Chapitre 13
Partie 13
Pendant qu’elle parlait, Friede remarqua que Karankov dégageait l’odeur caractéristique d’un menteur. L’odeur était faible et il n’y avait aucune hostilité dedans. Les humains sentaient souvent comme ça lorsqu’ils essayaient de cacher quelque chose sur leurs vrais sentiments ou leur personnalité. Quoi qu’il en soit, l’homme en face d’elle cachait quelque chose. L’odeur d’un mensonge ressemblait en fait beaucoup au parfum fabriqué à partir de tigres de mer, c’est pourquoi il lui avait fallu si longtemps pour le remarquer. Friede était curieuse de savoir ce qu’il lui cachait, mais elle savait que le simple fait de le lui demander directement ne lui apporterait aucune réponse, alors elle décida d’être discrète à ce sujet.
« Ça a l’air d’être une vie difficile, chasser les tigres de mer. »
« Eh bien, oui, la mer est une maîtresse dure.
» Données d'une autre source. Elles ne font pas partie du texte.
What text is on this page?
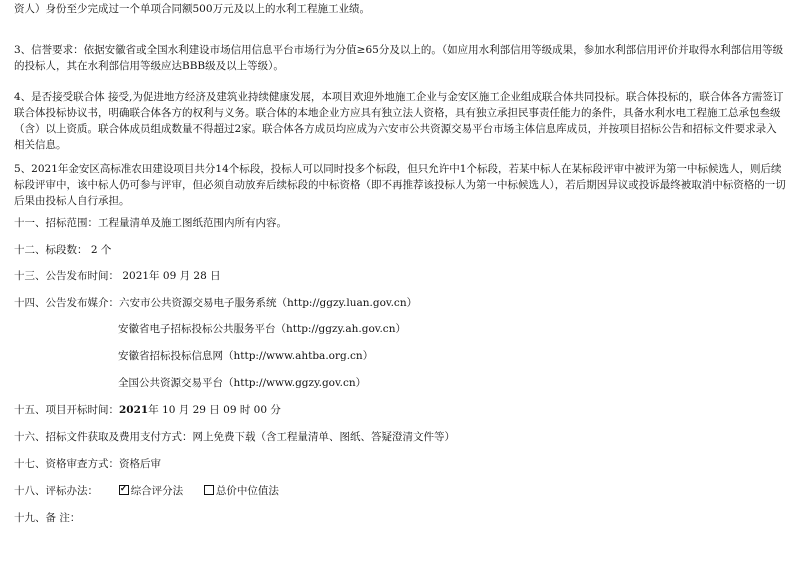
资人）身份至少完成过一个单项合同额500万元及以上的水利工程施工业绩。
3、信誉要求：依据安徽省或全国水利建设市场信用信息平台市场行为分值≥65分及以上的。（如应用水利部信用等级成果，参加水利部信用评价并取得水利部信用等级的投标人，其在水利部信用等级应达BBB级及以上等级）。
4、是否接受联合体 接受,为促进地方经济及建筑业持续健康发展，本项目欢迎外地施工企业与金安区施工企业组成联合体共同投标。联合体投标的，联合体各方需签订联合体投标协议书，明确联合体各方的权利与义务。联合体的本地企业方应具有独立法人资格，具有独立承担民事责任能力的条件，具备水利水电工程施工总承包叁级（含）以上资质。联合体成员组成数量不得超过2家。联合体各方成员均应成为六安市公共资源交易平台市场主体信息库成员，并按项目招标公告和招标文件要求录入相关信息。
5、2021年金安区高标准农田建设项目共分14个标段，投标人可以同时投多个标段，但只允许中1个标段，若某中标人在某标段评审中被评为第一中标候选人，则后续标段评审中，该中标人仍可参与评审，但必须自动放弃后续标段的中标资格（即不再推荐该投标人为第一中标候选人），若后期因异议或投诉最终被取消中标资格的一切后果由投标人自行承担。
十一、招标范围：工程量清单及施工图纸范围内所有内容。
十二、标段数： 2 个
十三、公告发布时间： 2021年 09 月 28 日
十四、公告发布媒介：六安市公共资源交易电子服务系统（http://ggzy.luan.gov.cn）
安徽省电子招标投标公共服务平台（http://ggzy.ah.gov.cn）
安徽省招标投标信息网（http://www.ahtba.org.cn）
全国公共资源交易平台（http://www.ggzy.gov.cn）
十五、项目开标时间：2021年 10 月 29 日 09 时 00 分
十六、招标文件获取及费用支付方式：网上免费下载（含工程量清单、图纸、答疑澄清文件等）
十七、资格审查方式：资格后审
十八、评标办法：  ✓	综合评分法	总价中位值法
十九、备 注：
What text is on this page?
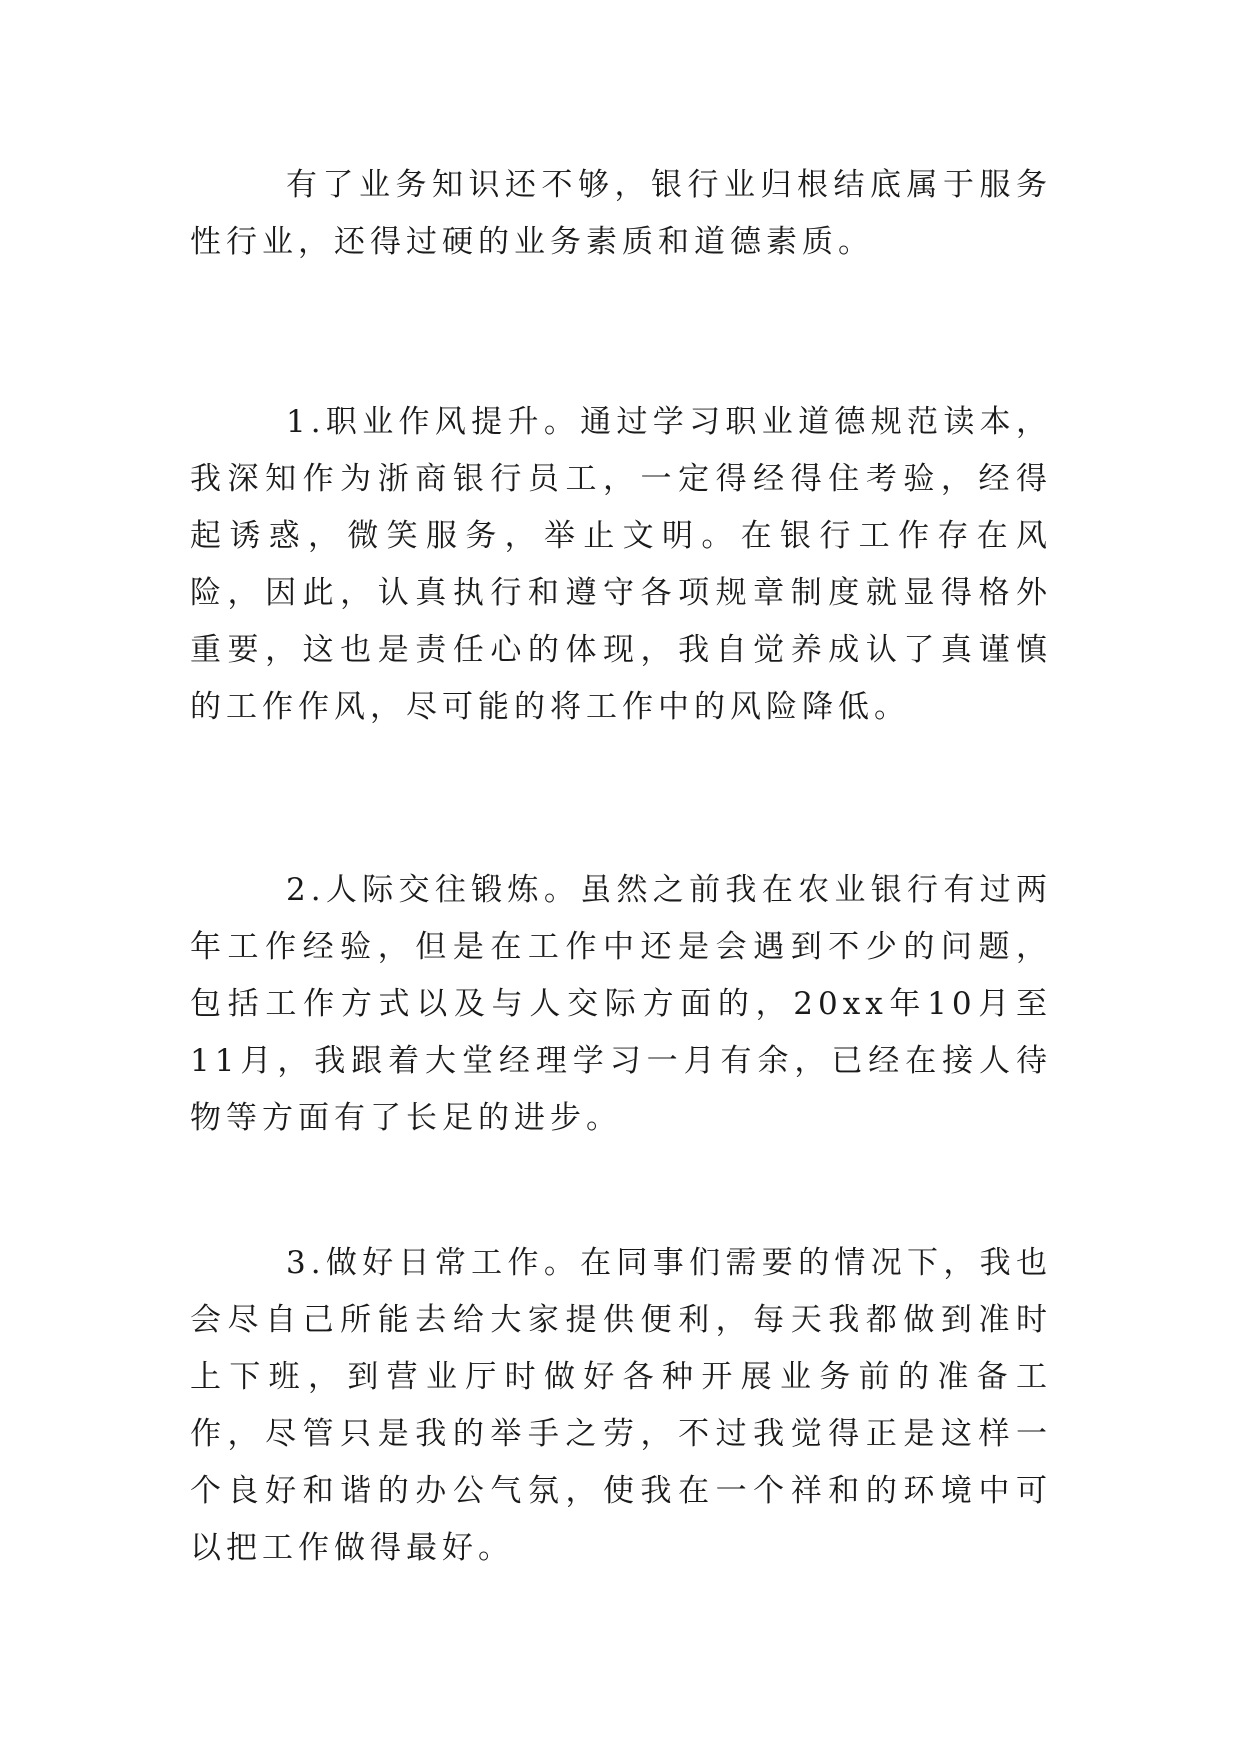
有了业务知识还不够，银行业归根结底属于服务性行业，还得过硬的业务素质和道德素质。

1.职业作风提升。通过学习职业道德规范读本，我深知作为浙商银行员工，一定得经得住考验，经得起诱惑，微笑服务，举止文明。在银行工作存在风险，因此，认真执行和遵守各项规章制度就显得格外重要，这也是责任心的体现，我自觉养成认了真谨慎的工作作风，尽可能的将工作中的风险降低。

2.人际交往锻炼。虽然之前我在农业银行有过两年工作经验，但是在工作中还是会遇到不少的问题，包括工作方式以及与人交际方面的，20xx年10月至11月，我跟着大堂经理学习一月有余，已经在接人待物等方面有了长足的进步。

3.做好日常工作。在同事们需要的情况下，我也会尽自己所能去给大家提供便利，每天我都做到准时上下班，到营业厅时做好各种开展业务前的准备工作，尽管只是我的举手之劳，不过我觉得正是这样一个良好和谐的办公气氛，使我在一个祥和的环境中可以把工作做得最好。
Que ce soit une mer de Glace ou une mer de gens. » Karankov lui lança un sourire. Quelque chose dans son ton changea subtilement lorsqu’il disait cela, mais Friede ne parvint pas à comprendre exactement.
Avant qu’elle ne puisse comprendre la différence, Karankov ajouta : « C’est bien d’acheter un cadeau pour ta mère, mais n’oublie pas d’acheter aussi quelque chose pour ton père. Tiens, prends ça. »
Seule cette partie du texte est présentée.